The 2008 Colorado Democratic presidential caucuses took place on Super Tuesday, February 5, 2008. As he did in every other state that held a caucus rather than a primary, Barack Obama won the caucus by a wide, two-to-one margin over Hillary Clinton.

==Process==
As a cost-saving measure, Colorado stopped holding primary elections in 2000 in favor of a caucus system. Caucuses are run and paid for by the political parties. Both Republican and Democratic Caucus started at 7 p.m.

The Colorado Democratic Caucus was a closed caucus, open only to registered voters who registered as Democrats no later than December 5, 2007, with the exception of 18-year-olds or new citizens, who could register at the caucus site. The precinct chairs took presidential preference polls of all caucus attendees; these preference polls were reported to the media. After the preference poll, delegates were then selected among the attendees for each viable candidate, and supporters of nonviable groups could re-caucus into viable groups. Candidates were required to reach a 15-percent threshold for viability within each level of the selection process.

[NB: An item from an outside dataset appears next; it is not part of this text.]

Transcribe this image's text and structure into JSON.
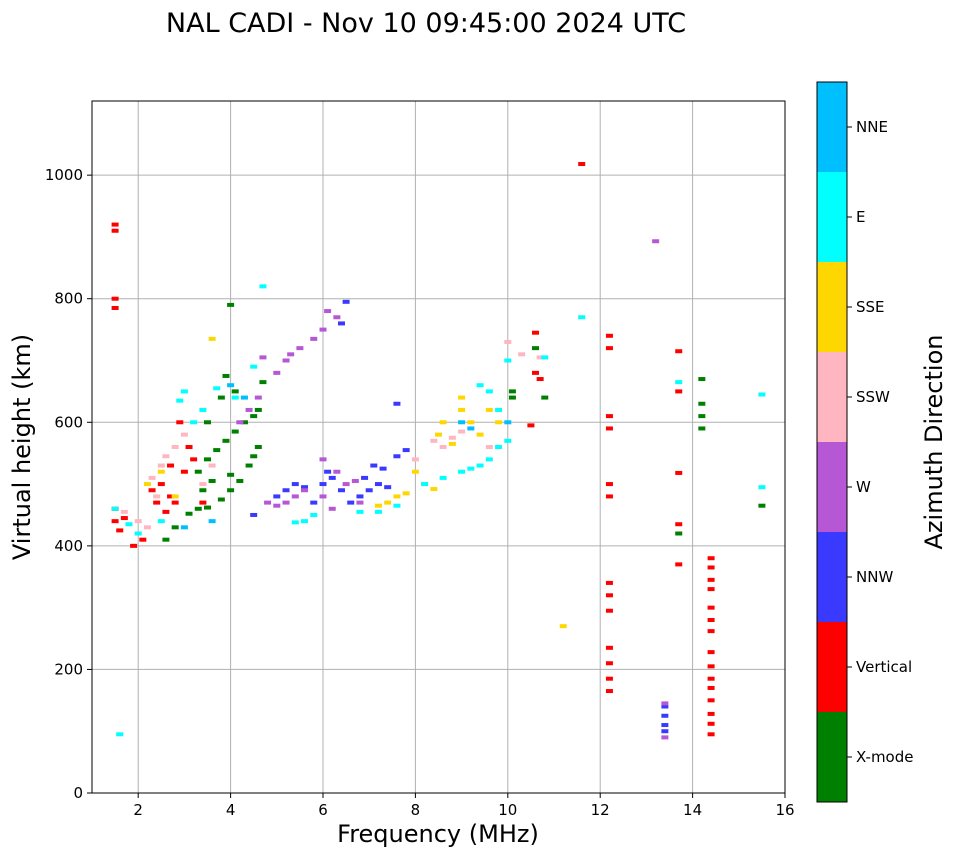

Following the local caucuses, county conventions, congressional district conventions, and the state convention, on May 17, 2008, were held to finally apportion delegates to the Democratic National Convention.

==Polls==
A Denver Post poll from late January indicated that Barack Obama was leading Hillary Clinton, though polls from earlier in the year had shown Clinton with a double-digit lead.

==Results==

=== Precinct Caucus Results ===
Total Precincts: 3,205

Caucus date: February 5, 2008

2008 Colorado Democratic Presidential Caucus Results
| Party |  | Candidate | Votes | Percentage | Delegates |
|  | Democratic | Barack Obama | 80,113 | 66.53% | 35 |
|  | Democratic | Hillary Clinton | 38,839 | 32.26% | 20 |
|  | Democratic | Uncommitted | 1,260 | 1.05% | 0 |
|  | Democratic | John Edwards | 102 | 0.08% | 0 |
|  | Democratic | Dennis Kucinich | 58 | 0.05% | 0 |
|  | Democratic | Mike Gravel | 18 | 0.01% | 0 |
|  | Democratic | Bill Richardson | 17 | 0.01% | 0 |
|  | Democratic | Joe Biden | 4 | 0.00% | 0 |
|  | Democratic | Christopher Dodd | 0 | 0.00% | 0 |
| Totals |  |  | 120,971 | 100.00% | 55 |
| Voter turnout |  |  | % |  | — |

===County Assembly and Convention Results===

Assembly/Convention Dates: February 20–March 17, 2008

National pledged delegates determined: 0 (of 55)
| Key: | Withdrew prior to contest |

Colorado Democratic presidential county assemblies/conventions, 2008 99% of counties reporting
| Candidate | County delegates | Percentage | Estimated national delegates |
| Barack Obama | 6,199 | 62.65% | 36 |
| Hillary Clinton | 3,270 | 32.05% | 19 |
| Uncommitted | 426 | 4.31% | 0 |
| Totals | 9,895 | 100.00% | 55 |

===Congressional District Convention Results===

Convention Dates: May 3–16, 2008

National pledged delegates determined: 36 (of 55)
| Key: | Withdrew prior to contest |

Colorado Democratic presidential congressional district conventions, 2008 100% of districts reporting
| Candidate | District delegates | Percentage | Estimated national delegates |
| Barack Obama | 23 | 63.9% | 36 |
| Hillary Clinton | 13 | 36.1% | 19 |
| Totals | 36 | 100% | 55 |

===State Convention Results===

Convention Date: May 17, 2008

National pledged delegates determined: 19 (of 55)
| Key: | Withdrew prior to contest |

Colorado Democratic presidential state convention, 2008
| Candidate | At-Large and PLEO delegates | Percentage | National delegates |
| Barack Obama | 13 | 68.4% | 36 |
| Hillary Clinton | 6 | 31.6% | 19 |
| Totals | 19 | 100% | 55 |

==Analysis==
Barack Obama's large margin of victory in the Colorado Democratic Caucus can be traced to a number of factors. The Clinton campaign largely ignored organizing for caucuses and rather spent their time getting the vote out in bigger, more crucial states that had more delegates up for grabs. The Obama campaign took advantage of this and it ultimately paid off as caucusgoers in Colorado awarded Obama a more than two-to-one margin of victory. Obama performed extremely well statewide and won nearly every county. Clinton performed the best in Eastern Colorado where she won the more rural and conservative counties in the Eastern Slope.